Gene Kelly interviewed in Hirschhorn, Clive. Gene Kelly, A Biography. W.H Allen, London, 1984. p. 117. ISBN 0491031823.

“What do dancers think of Fred Astaire? It's no secret. We hate him. He gives us a complex because he's too perfect. His perfection is an absurdity. It's too hard to face.”

Mikhail Baryshnikov at the 1978 Kennedy Center Honours for Fred Astaire and George Balanchine, as quoted in Satchell, Tim. Astaire, The Biography. Hutchinson, London. 1987. ISBN 0-09-173736-2 p. 255.

“As a dancer, I out-Fred the nimblest Astaire.”

P.G. Wodehouse's Bertie Wooster in Joy in the Morning (1947).

“As a dancer he stands alone, and no singer knows his way around a song like Fred Astaire.”

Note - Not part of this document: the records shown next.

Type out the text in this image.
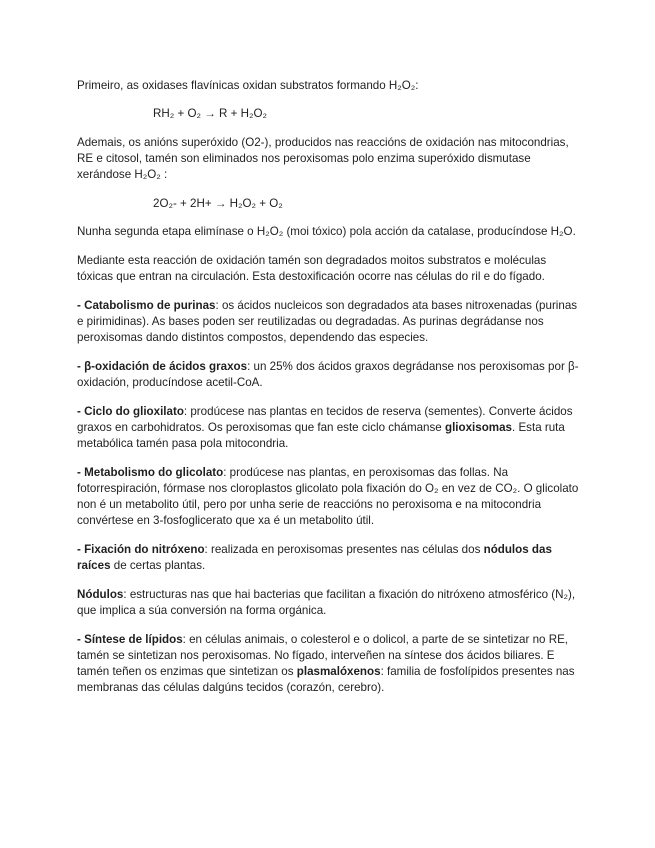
Primeiro, as oxidases flavínicas oxidan substratos formando H₂O₂:

RH₂ + O₂ → R + H₂O₂

Ademais, os anións superóxido (O2-), producidos nas reaccións de oxidación nas mitocondrias, RE e citosol, tamén son eliminados nos peroxisomas polo enzima superóxido dismutase xerándose H₂O₂ :

2O₂- + 2H+ → H₂O₂ + O₂

Nunha segunda etapa elimínase o H₂O₂ (moi tóxico) pola acción da catalase, producíndose H₂O.

Mediante esta reacción de oxidación tamén son degradados moitos substratos e moléculas tóxicas que entran na circulación. Esta destoxificación ocorre nas células do ril e do fígado.

- Catabolismo de purinas: os ácidos nucleicos son degradados ata bases nitroxenadas (purinas e pirimidinas). As bases poden ser reutilizadas ou degradadas. As purinas degrádanse nos peroxisomas dando distintos compostos, dependendo das especies.

- β-oxidación de ácidos graxos: un 25% dos ácidos graxos degrádanse nos peroxisomas por β-oxidación, producíndose acetil-CoA.

- Ciclo do glioxilato: prodúcese nas plantas en tecidos de reserva (sementes). Converte ácidos graxos en carbohidratos. Os peroxisomas que fan este ciclo chámanse glioxisomas. Esta ruta metabólica tamén pasa pola mitocondria.

- Metabolismo do glicolato: prodúcese nas plantas, en peroxisomas das follas. Na fotorrespiración, fórmase nos cloroplastos glicolato pola fixación do O₂ en vez de CO₂. O glicolato non é un metabolito útil, pero por unha serie de reaccións no peroxisoma e na mitocondria convértese en 3-fosfoglicerato que xa é un metabolito útil.

- Fixación do nitróxeno: realizada en peroxisomas presentes nas células dos nódulos das raíces de certas plantas.

Nódulos: estructuras nas que hai bacterias que facilitan a fixación do nitróxeno atmosférico (N₂), que implica a súa conversión na forma orgánica.

- Síntese de lípidos: en células animais, o colesterol e o dolicol, a parte de se sintetizar no RE, tamén se sintetizan nos peroxisomas. No fígado, interveñen na síntese dos ácidos biliares. E tamén teñen os enzimas que sintetizan os plasmalóxenos: familia de fosfolípidos presentes nas membranas das células dalgúns tecidos (corazón, cerebro).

Irving Berlin, quoted in Puttin' on the Ritz, BBC Programme Acquisition, 1999.

“I once said that fifty years from now, the only one of today's dancers who will be remembered is Fred Astaire.”

Gene Kelly quoted in Shipman, David. The Great Movie Stars, The Golden Years. Crown Publishers, New York. 1970. pp. 25-29 as referenced in Billman, Larry: Fred Astaire - A Bio-bibliography, Greenwood Press, Connecticut, 1997. ISBN 0-313-29010-5 p. 351.

“He is the most interesting, the most inventive, the most elegant dancer of our times… you see a little bit of Astaire in everybody's dancing--a pause here, a move there. It was all Astaire's originally.”

George Balanchine, quoted in Thomas, Bob. Astaire, the Man, The Dancer. Weidenfeld & Nicolson, London, 1985. ISBN 0297784021 p. 33.

“He's a genius…a classical dancer like I never saw in my life.”

Mikhail Baryshnikov in "Interview with Mike Wallace", 60 Minutes, CBS Television. February 18, 1979. (M).

“I don't think that I will plunge the nation into war by stating that Fred Astaire is the greatest tap-dancer in the world.”

Robert Benchley in "Hail to the King!!" The New Yorker, November 29, 1930, pp. 33-36. (M).